ZIV/World offered me a contract to produce “I Led Three Lives” and the World Transcription Library. I would be based in New York.
I talked to Syd at least two or three times a week. I was in Manhattan and called Syd in Cincinnati about 10 in the morning.
“Syd, just wanted you to be the first to know. I am leaving Allied to join ZIV/World as a producer tomorrow.”
There was a long silence on the phone.
“Hal, you promised me that if you ever left Allied you would come to work for me.”
“I didn’t remember it that way.”
Syd hung up on me. About seven that night I received a call.
“Hal, can you come and see me? I’m at the Sheraton.” Syd always stayed there when in Manhattan. For Syd, he was being nice and polite.
I had no idea what he wanted to talk about. Syd was like a second Dad to me so of course I would go see him. “Yes, I’ll be there.”
I walked into his room. Sitting with him was Dr. Richard Nathan, Sid’s younger brother from Miami Beach. I was greeted warmly. I’d always been like family. We talked and talked. They wanted to know why I had decided to leave Allied after almost ten years. It soon became evident to me that they were serious about working something out for me to come to King. We got down to the nitty-gritty. I now sensed the ZIV/World may not be what I really wanted. This could be as good or better a deal for me.
“Hal, just what is it you want in the near future?” Richard asked. “You’re not getting any younger.”
Boy, I knew that. This might be my chance. “My own record company someday.”
There it was on the table. We talked and talked some more.
“Hal, we will give you a 10-year contract deal and whatever else you want,” Syd told me. “You will run King. Richard and I have talked it over. We will also give you a first refusal option, no time limit, to buy all the King music and publishing assets, but not my personal property, for $1,676,000.”
It was almost sun-up, time for breakfast.

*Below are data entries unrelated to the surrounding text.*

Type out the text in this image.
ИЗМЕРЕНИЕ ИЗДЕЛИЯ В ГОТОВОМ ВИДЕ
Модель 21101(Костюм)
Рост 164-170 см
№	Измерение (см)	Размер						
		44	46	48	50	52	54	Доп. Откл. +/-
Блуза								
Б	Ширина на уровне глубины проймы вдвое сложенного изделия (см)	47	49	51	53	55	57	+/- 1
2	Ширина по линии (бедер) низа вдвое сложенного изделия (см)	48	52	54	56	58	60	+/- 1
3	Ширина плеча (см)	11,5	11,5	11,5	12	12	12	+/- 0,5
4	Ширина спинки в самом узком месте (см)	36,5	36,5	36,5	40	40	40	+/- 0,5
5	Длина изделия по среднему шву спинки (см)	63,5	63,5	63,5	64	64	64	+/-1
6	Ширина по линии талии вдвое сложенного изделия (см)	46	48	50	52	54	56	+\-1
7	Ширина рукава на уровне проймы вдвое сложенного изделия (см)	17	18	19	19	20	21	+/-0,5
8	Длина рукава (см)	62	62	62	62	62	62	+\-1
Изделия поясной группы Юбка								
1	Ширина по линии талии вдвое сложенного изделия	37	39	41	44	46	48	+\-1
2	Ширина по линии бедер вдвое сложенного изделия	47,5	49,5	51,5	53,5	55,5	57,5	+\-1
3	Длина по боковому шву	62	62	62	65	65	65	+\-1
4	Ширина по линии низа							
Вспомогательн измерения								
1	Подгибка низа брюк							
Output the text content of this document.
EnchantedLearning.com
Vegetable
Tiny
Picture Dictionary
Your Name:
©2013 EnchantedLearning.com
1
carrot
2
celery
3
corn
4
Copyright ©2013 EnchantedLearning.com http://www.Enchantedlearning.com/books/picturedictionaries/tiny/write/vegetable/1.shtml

Syd was very, very ill. They gave me everything I asked for. We shook hands. I wrote it up, in my hand, a simple contractual sale agreement on a blank page in a notebook I always carried in my briefcase. We had it notarized in the morning in the Sheraton office. Richard went back to Miami Beach, and Syd stayed in Manhattan a few days with me. I called ZIV and Mr. Broadhead in Hollywood. The plan was that I would join King as vice president and chief operating officer and be a member of the board on January 1, 1958.
I would sell my house in Smoke Rise as soon as possible and King would move my family to Cincinnati. In the interim I would work out of and live in Syd’s brownstone building on 54th Street and Broadway for free. It was across from Al and Dick’s Café, a local music industry hangout. I would be on King’s payroll and help Allied until they replaced me. Mary, our son, and I packed up and moved everything in a moving van to Cincinnati. King furnished me with a new Buick station wagon.
We first moved into a temporary apartment. Mary wanted a house. Jack Kelly, a true Kentucky gentleman of the old school and chief financial officer of King, assisted us in the move. Kelly had helped Syd in his buy-out of the House of the Blind pressing plant in Louisville. We decided on a beautiful small rural residential community, Terrace Park. Mary picked out a house under construction on a dead-end side street. I would be about 30 minutes from the King plant. The house had two stories, a full den and storage room in the basement, a nice front hall entrance, large living room and a dining room with fireplace, and yard. The first thing Mary did was add a big screened porch off the dining room just like the house in Smoke Rise.
We felt we were home, joining the Terrace Park country club and the local Presbyterian Church. Our neighbor was a doctor who became our doctor. We made a host of new friends. At work I was in charge, but Syd was still the boss.